Gehrke: It’s baffling how Utah schools ended up with such a disastrous standardized test

Robert Gehrke

Q: Maria has hired a company to administer tests to a million students. The company performed fine and even made her an extra $15 million. What should Maria do?

A. Stick with the original company.

B. Hire a different company that has a spotty record that includes botched tests and data breaches.

C. The answer is absolutely, definitely NOT B.

The Utah State Office of Education was faced with basically that very question back in 2017. It chose B, signing a contract with a company called Questar Assessments, Inc. Maybe the state can blame it on computer glitches, because Questar has certainly had its share of those.

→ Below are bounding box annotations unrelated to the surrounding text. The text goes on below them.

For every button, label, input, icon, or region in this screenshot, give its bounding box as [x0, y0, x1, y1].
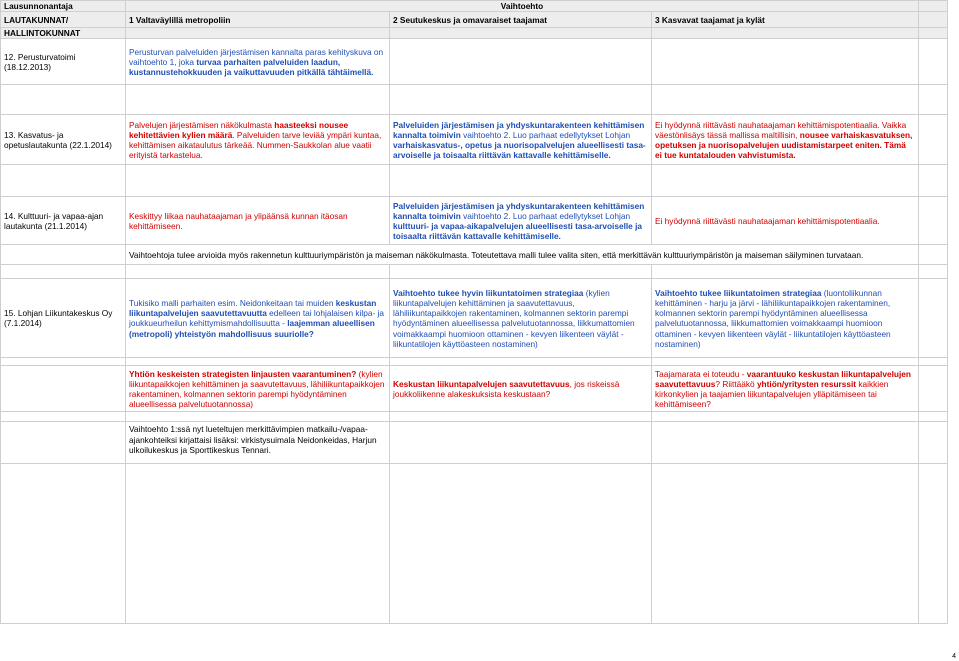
statement-giver-14: 14. Kulttuuri- ja vapaa-ajan lautakunta (21.1.2014) — [1, 197, 126, 245]
row14-alt2-cell: Palveluiden järjestämisen ja yhdyskuntarakenteen kehittämisen kannalta toimivin vaihtoehto 2. Luo parhaat edellytykset Lohjan kulttuuri- ja vapaa-aikapalvelujen alueellisesti tasa-arvoiselle ja toisaalta riittävän kattavalle kehittämiselle. — [390, 197, 652, 245]
row15-risk-alt1: Yhtiön keskeisten strategisten linjausten vaarantuminen? (kylien liikuntapaikkojen kehittäminen ja saavutettavuus, lähiliikuntapaikkojen rakentaminen, kolmannen sektorin parempi hyödyntäminen alueellisessa palvelutuotannossa) — [126, 366, 390, 412]
header-alternative-2: 2 Seutukeskus ja omavaraiset taajamat — [390, 12, 652, 28]
row15-alt1-cell: Tukisiko malli parhaiten esim. Neidonkeitaan tai muiden keskustan liikuntapalvelujen saavutettavuutta edelleen tai lohjalaisen kilpa- ja joukkueurheilun kehittymismahdollisuutta - laajemman alueellisen (metropoli) yhteistyön mahdollisuus suuriolle? — [126, 279, 390, 358]
header-alternative-3: 3 Kasvavat taajamat ja kylät — [652, 12, 919, 28]
header-vaihtoehto: Vaihtoehto — [126, 1, 919, 12]
statement-giver-12: 12. Perusturvatoimi (18.12.2013) — [1, 39, 126, 85]
header-row-3 — [1, 28, 948, 39]
table-row-kulttuuri — [1, 197, 948, 245]
spacer-row — [1, 265, 948, 279]
header-hallintokunnat: HALLINTOKUNNAT — [1, 28, 126, 39]
spacer-row — [1, 412, 948, 422]
row15-risks-row — [1, 366, 948, 412]
row14-note-row — [1, 245, 948, 265]
row13-alt1-cell: Palvelujen järjestämisen näkökulmasta haasteeksi nousee kehitettävien kylien määrä. Palveluiden tarve leviää ympäri kuntaa, kehittämisen aikataulutus tärkeää. Nummen-Saukkolan alue vaatii erityistä tarkastelua. — [126, 115, 390, 165]
row15-risk-alt3: Taajamarata ei toteudu - vaarantuuko keskustan liikuntapalvelujen saavutettavuus? Riittääkö yhtiön/yritysten resurssit kaikkien kirkonkylien ja taajamien liikuntapalvelujen ylläpitämiseen tai kehittämiseen? — [652, 366, 919, 412]
statement-giver-15: 15. Lohjan Liikuntakeskus Oy (7.1.2014) — [1, 279, 126, 358]
row15-note: Vaihtoehto 1:ssä nyt lueteltujen merkittävimpien matkailu-/vapaa-ajankohteiksi kirjattaisi lisäksi: virkistysuimala Neidonkeidas, Harjun ulkoilukeskus ja Sporttikeskus Tennari. — [126, 422, 390, 464]
row12-alt1-cell: Perusturvan palveluiden järjestämisen kannalta paras kehityskuva on vaihtoehto 1, joka turvaa parhaiten palveluiden laadun, kustannustehokkuuden ja vaikuttavuuden pitkällä tähtäimellä. — [126, 39, 390, 85]
row14-alt3-cell: Ei hyödynnä riittävästi nauhataajaman kehittämispotentiaalia. — [652, 197, 919, 245]
table-row-perusturvatoimi — [1, 39, 948, 85]
spacer-row — [1, 165, 948, 197]
row14-alt1-cell: Keskittyy liikaa nauhataajaman ja ylipäänsä kunnan itäosan kehittämiseen. — [126, 197, 390, 245]
header-lausunnonantaja: Lausunnonantaja — [1, 1, 126, 12]
statement-giver-13: 13. Kasvatus- ja opetuslautakunta (22.1.2014) — [1, 115, 126, 165]
row13-alt2-cell: Palveluiden järjestämisen ja yhdyskuntarakenteen kehittämisen kannalta toimivin vaihtoehto 2. Luo parhaat edellytykset Lohjan varhaiskasvatus-, opetus ja nuorisopalvelujen alueellisesti tasa-arvoiselle ja toisaalta riittävän kattavalle kehittämiselle. — [390, 115, 652, 165]
spacer-row — [1, 85, 948, 115]
row15-note-row — [1, 422, 948, 464]
table-row-liikuntakeskus — [1, 279, 948, 358]
row14-note: Vaihtoehtoja tulee arvioida myös rakennetun kulttuuriympäristön ja maiseman näkökulmasta. Toteutettava malli tulee valita siten, että merkittävän kulttuuriympäristön ja maiseman säilyminen turvataan. — [126, 245, 919, 265]
row13-alt3-cell: Ei hyödynnä riittävästi nauhataajaman kehittämispotentiaalia. Vaikka väestönlisäys tässä mallissa maltillisin, nousee varhaiskasvatuksen, opetuksen ja nuorisopalvelujen uudistamistarpeet eniten. Tämä ei tue kuntatalouden vahvistumista. — [652, 115, 919, 165]
page-number: 4 — [952, 653, 956, 660]
header-row-2 — [1, 12, 948, 28]
header-lautakunnat: LAUTAKUNNAT/ — [1, 12, 126, 28]
spacer-row — [1, 464, 948, 624]
header-alternative-1: 1 Valtaväylillä metropoliin — [126, 12, 390, 28]
row15-alt2-cell: Vaihtoehto tukee hyvin liikuntatoimen strategiaa (kylien liikuntapalvelujen kehittäminen ja saavutettavuus, lähiliikuntapaikkojen rakentaminen, kolmannen sektorin parempi hyödyntäminen alueellisessa palvelutuotannossa, liikkumattomien voimakkaampi huomioon ottaminen - kevyen liikenteen väylät - liikuntatilojen käyttöasteen nostaminen) — [390, 279, 652, 358]
header-row-1 — [1, 1, 948, 12]
row15-risk-alt2: Keskustan liikuntapalvelujen saavutettavuus, jos riskeissä joukkoliikenne alakeskuksista keskustaan? — [390, 366, 652, 412]
spacer-row — [1, 358, 948, 366]
table-row-kasvatus — [1, 115, 948, 165]
row15-alt3-cell: Vaihtoehto tukee liikuntatoimen strategiaa (luontoliikunnan kehittäminen - harju ja järvi - lähiliikuntapaikkojen rakentaminen, kolmannen sektorin parempi hyödyntäminen alueellisessa palvelutuotannossa, liikkumattomien voimakkaampi huomioon ottaminen - kevyen liikenteen väylät - liikuntatilojen käyttöasteen nostaminen) — [652, 279, 919, 358]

But, as my colleague Courtney Tanner reported, the state knew that going in. During the bidding process, the company had reported a string of problems administering standardized tests in other states.

To briefly recap: In New York and Tennessee, Questar suffered data breaches and had student data stolen. In Texas, Questar’s parent company paid $5 million for a “disruption of testing and reporting schedules.” In California, it paid $3 million for missed deadlines. In Missouri, test results had to be thrown out because they were unreliable. And in Tennessee, 9,000 tests were found to have been scored incorrectly.

To be fair, some of those problems were the fault of the parent company, ETS, not necessarily Questar, and the state office said it had been assured by Questar the issues had been resolved.

They hadn’t.

More than 18,000 Utah students were unable to complete tests on schedule. One district had to halt testing entirely, and now the state is unsure whether it can even rely on the scores it gets back.

Last week, rather than risk further disruptions, the state school board voted 12-1 to terminate the 10-year, $44 million contract after less than two years and said it may pursue damages from Questar for failing to live up to the deal.

Next week, the Legislature’s Public Education Appropriations Interim Committee will call in state education officials to explain what happened and what they plan to do about it.

“I just want to give the state board an opportunity to explain what happened,” said Sen. Lyle Hillyard, R-Logan, committee co-chairman. “I don’t know how much money they’ve lost or not lost, or how much can be salvaged. I just want to hear from them in front of what I think will be a friendly group, let them explain what’s wrong, how they’re going to correct it and it keep it from happening again.”

All of this after the state jettisoned another company, American Institutes for Research, which had provided the platform for the standardized SAGE tests and then facilitated licensing that test with other states that brought in $15 million in revenue.

It’s like the state office took my approach to home improvement projects: If it ain’t broke, futz with it until it is.

The main reason — the only reason given, really — for the switch was that too many parents were letting their kids opt out of the SAGE test, which isn’t a software problem so much as it is a policy problem.

The opt-out was created in part to accommodate conservatives opposed to the Common Core education standards. But the test was entirely optional and soon other parents — including me — were letting their over-tested kids skip SAGE.

The problem with the logic is that changing one testing platform for another doesn’t change the fundamental issues that led parents to opt out of the test. In reality, that’s nothing more than an attempt to rebrand the test and it went about as well as the cataclysmic “New Coke” experiment in the 1980s.

At any rate, when the bids came in for the new testing platform, the state board went with a cheaper option — and even then it didn’t get what it paid for.

In fairness to state school officials, it’s hard to fault them for looking at other options — it’s key to keeping up with new technologies and avoiding stagnation. And it appears not only were the normal procurement processes followed, but the contract gave the state a way out because of Questar’s failure.

Those are positives.

After the Questar fiasco hit The Tribune, John Brandt, a retired technology officer at the Utah State Office of Education and veteran of many bid processes, offered some recommendations. While it’s obviously important to be careful with taxpayer dollars, Brandt says the lowest cost is often over-emphasized in the scoring process.

Those with technical expertise in the field who understand the deceptive jargon in bids should be listened to, and so should the end users, like teachers, who have the most hands-on experience with the product.

It’s not a bad place to start. Beyond that, the state office should review its bidding procedures to try to prevent the next Questar-style mess.

Because as long as policymakers tie school funding and teacher performance to all of these high-stakes standardized tests, getting those measurements right is one of the most important things our schools can do — you know, next to the actual teaching.